Cuddling with “Adam” at sunrise in the Beartooth Mountains, Montana. 2011

It didn’t take much else to sell me on it, but the salesman continued. After crawling back out of the bag, I looked down at how huge and puffy it was and said, “okay, but how the heck am I going to roll this thing up and put it into a small bag so I can carry it in my backpack?” He looked at me, knowing I was a rookie. He gave me a small compression stuff sack and said, “Give it a shot.” I bent down and started to fold the super-lofty bag and then tried roll it. The salesman giggled and said to me, “Do you know why they call it a ‘stuff sack?’” I looked up at him as if to say “Ooooh, I get it, now!” I grabbed the end of the bag and just started to jam it in the stuff sack. It fit just fine, and when I cinched the bag down, it wasn’t much bigger than a Nalgene bottle. Amazing.

But it didn’t stop there. After pulling it back out of the stuff sack to demonstrate how it lofts back up, and after showing me how to beat on the back to move the down around in the continuous baffles to control where I want the most heat, he laid it back out on the floor and said he’s be right back. When he returned, he had a bottle of water with him. “You don’t want down to get wet because it’ll just be heavy to carry and won’t keep you warm.” Then he dumped the entire bottle of water on the bag. It all beaded off and rolled onto the floor. Dry as can be.

I didn’t care how much that sleeping bag cost, I was going to buy it. I did buy it, I still have it and still love that bag.

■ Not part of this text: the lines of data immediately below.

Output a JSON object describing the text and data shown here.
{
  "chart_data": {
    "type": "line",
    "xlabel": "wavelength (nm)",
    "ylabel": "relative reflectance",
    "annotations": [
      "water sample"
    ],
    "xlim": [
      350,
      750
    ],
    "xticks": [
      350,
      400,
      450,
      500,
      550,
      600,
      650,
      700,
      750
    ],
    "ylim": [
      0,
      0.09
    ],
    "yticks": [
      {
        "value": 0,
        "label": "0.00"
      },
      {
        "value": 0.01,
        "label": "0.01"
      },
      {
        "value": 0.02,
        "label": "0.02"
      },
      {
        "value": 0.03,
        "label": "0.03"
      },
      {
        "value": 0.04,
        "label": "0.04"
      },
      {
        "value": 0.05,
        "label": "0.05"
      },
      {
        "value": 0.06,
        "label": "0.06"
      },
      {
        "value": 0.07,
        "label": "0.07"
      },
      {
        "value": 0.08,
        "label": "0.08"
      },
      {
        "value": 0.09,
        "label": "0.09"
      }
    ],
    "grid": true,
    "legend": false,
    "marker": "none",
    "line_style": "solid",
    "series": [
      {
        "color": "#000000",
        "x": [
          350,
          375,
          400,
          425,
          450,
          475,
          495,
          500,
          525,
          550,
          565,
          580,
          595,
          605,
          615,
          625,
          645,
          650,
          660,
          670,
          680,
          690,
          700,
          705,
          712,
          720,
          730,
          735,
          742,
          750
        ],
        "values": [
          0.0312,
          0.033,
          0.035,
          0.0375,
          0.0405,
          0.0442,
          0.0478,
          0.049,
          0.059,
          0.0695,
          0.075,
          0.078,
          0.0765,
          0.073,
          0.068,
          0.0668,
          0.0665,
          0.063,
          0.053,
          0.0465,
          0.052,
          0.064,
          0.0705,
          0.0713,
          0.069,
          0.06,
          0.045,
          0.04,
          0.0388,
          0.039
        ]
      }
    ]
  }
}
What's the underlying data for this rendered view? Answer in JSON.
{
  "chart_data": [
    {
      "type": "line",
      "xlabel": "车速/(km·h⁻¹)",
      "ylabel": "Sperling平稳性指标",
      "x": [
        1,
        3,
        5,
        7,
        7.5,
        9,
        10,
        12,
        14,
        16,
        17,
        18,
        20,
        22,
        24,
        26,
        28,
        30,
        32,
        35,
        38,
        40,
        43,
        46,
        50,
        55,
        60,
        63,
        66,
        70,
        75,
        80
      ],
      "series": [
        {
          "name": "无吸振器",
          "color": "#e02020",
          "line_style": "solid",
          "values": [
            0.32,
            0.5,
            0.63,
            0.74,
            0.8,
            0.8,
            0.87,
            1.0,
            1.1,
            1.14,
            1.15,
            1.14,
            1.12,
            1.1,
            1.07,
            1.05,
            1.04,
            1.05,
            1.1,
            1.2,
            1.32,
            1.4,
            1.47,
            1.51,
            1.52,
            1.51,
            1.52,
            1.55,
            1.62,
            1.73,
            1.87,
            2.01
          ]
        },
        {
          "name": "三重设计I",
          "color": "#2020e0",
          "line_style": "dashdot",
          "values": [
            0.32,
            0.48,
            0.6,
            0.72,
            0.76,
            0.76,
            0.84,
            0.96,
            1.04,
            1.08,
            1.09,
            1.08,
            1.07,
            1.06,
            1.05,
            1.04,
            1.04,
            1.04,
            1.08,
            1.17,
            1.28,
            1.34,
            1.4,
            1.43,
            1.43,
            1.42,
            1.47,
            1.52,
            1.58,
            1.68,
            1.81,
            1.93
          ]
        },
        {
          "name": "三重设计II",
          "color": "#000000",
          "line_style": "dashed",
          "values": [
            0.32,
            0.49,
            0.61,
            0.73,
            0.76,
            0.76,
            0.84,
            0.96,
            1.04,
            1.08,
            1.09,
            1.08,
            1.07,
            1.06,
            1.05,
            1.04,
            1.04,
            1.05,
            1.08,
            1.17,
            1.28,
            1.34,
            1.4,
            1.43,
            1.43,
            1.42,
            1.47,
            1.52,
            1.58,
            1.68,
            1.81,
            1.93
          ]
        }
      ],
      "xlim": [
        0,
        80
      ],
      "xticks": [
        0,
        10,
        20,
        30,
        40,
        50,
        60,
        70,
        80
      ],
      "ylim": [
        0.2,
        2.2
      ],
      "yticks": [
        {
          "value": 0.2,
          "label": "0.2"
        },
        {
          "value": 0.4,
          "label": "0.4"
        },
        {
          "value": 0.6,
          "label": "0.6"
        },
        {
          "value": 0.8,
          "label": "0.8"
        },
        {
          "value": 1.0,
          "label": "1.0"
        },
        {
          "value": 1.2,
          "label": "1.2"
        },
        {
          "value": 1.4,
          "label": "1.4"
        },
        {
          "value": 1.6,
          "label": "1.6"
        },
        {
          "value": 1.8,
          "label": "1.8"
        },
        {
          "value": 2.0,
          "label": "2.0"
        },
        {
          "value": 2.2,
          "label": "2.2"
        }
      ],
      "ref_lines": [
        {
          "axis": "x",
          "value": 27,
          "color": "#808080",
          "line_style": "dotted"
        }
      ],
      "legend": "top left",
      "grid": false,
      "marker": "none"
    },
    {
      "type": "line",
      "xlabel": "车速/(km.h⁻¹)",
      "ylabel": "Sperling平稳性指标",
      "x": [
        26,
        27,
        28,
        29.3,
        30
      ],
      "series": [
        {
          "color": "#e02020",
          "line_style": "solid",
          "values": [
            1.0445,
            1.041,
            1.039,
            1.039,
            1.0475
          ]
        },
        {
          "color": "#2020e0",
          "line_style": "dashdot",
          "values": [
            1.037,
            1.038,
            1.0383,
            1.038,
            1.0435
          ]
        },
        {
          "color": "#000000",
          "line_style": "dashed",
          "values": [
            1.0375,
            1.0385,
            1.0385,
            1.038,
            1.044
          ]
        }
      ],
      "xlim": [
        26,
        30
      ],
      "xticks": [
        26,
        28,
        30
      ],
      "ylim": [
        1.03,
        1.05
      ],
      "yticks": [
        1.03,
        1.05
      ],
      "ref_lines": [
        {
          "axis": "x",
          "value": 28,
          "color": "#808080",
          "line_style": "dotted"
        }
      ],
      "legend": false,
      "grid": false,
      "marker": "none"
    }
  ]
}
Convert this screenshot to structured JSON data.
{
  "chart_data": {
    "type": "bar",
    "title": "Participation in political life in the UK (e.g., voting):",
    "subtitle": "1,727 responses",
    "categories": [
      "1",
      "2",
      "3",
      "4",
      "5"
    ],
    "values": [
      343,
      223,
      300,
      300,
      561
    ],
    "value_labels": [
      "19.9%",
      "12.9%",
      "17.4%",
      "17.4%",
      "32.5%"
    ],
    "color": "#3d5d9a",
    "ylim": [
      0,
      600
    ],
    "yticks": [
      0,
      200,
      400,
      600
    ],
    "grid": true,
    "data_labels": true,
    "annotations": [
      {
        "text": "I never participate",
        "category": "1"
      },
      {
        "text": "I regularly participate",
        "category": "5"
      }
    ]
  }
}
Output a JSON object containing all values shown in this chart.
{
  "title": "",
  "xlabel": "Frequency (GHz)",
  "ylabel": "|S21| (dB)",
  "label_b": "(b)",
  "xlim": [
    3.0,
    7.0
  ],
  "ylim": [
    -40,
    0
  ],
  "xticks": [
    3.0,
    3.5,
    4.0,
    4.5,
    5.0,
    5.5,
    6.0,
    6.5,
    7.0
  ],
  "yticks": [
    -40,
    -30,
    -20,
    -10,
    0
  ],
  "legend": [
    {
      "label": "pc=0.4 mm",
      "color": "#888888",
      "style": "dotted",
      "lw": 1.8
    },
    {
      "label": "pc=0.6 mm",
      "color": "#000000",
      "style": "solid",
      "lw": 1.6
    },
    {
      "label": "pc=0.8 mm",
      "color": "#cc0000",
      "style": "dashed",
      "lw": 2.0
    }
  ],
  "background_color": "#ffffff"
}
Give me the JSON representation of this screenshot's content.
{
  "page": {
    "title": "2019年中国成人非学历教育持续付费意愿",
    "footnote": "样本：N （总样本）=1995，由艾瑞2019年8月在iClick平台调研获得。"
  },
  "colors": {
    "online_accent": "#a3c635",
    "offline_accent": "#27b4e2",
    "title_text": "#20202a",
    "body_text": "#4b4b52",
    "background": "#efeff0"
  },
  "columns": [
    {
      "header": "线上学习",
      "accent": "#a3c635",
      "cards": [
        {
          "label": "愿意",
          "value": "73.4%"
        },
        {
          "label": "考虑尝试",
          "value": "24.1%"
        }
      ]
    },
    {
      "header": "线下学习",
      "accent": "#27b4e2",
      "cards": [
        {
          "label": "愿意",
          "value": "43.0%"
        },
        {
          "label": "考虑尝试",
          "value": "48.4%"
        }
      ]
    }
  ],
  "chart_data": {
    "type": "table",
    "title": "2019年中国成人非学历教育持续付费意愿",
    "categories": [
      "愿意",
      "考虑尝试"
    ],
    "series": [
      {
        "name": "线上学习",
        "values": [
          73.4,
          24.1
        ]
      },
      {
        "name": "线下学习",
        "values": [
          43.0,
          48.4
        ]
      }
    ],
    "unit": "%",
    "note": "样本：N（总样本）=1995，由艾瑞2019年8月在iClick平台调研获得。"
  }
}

Cuddled up next to Mom on the ADT.

Cuddled up next to Mom on the ADT.

Want to hear the crazy part? I’ve only washed it a handful of times, and I’ve let it get pretty stinky. I’ve just always been afraid I’d ruin it. Well, the time has come to wash it once again, and with the big PCT hike coming up, I needed to treat it with a water-resistance spray, too. Last weekend I took it to the Laundromat. I was nervous. I’m not lying when I say that my hands were actually shaking when I was spraying the waterproofing all over it. If something happened to this sleeping bag, I’d be shopping for a new one. Not only would it be hard to let it go, it would be expensive.

Sleeping bag washing kit.

Sleeping bag washing kit.

A scary place for a down bag!

A scary place for a down bag!

I washed it with my special down detergent, then ran it through a 2nd cycle with no detergent to be sure all the soap was out. After it came out of the wash, I sprayed it down with the water-resistant spray (hands shaking) and gently placed it in the dryer with 12 clean tennis balls. I dropped my quarters in, took a deep breath and started the machine up. It tumbled and dropped, tumbled and dropped, and I probably watched it for a full 2 minutes to make sure it wasn’t sticking to the drum or something weird.

After about an hour, it was super-poofy, dry and looked like new again. Whew! Mission accomplished! And I only had to chase one tennis ball across the Laundromat floor! Bonus!

I woke up the next morning feeling brave, so I laid it on my kitchen floor, grabbed a glass of water and dumped it on the bag. It pooled up right in the center, and the splashing beaded right off the bag onto the floor. I absorbed the pool of water up with some paper towel and guess what? The bag wasn’t wet at all! The water didn’t seep through – at all! I was back in business, baby!

It repels! It repels!

It repels! It repels!

Adam the sleeping bag lives on for yet another epic trip! Let’s go to the PCT!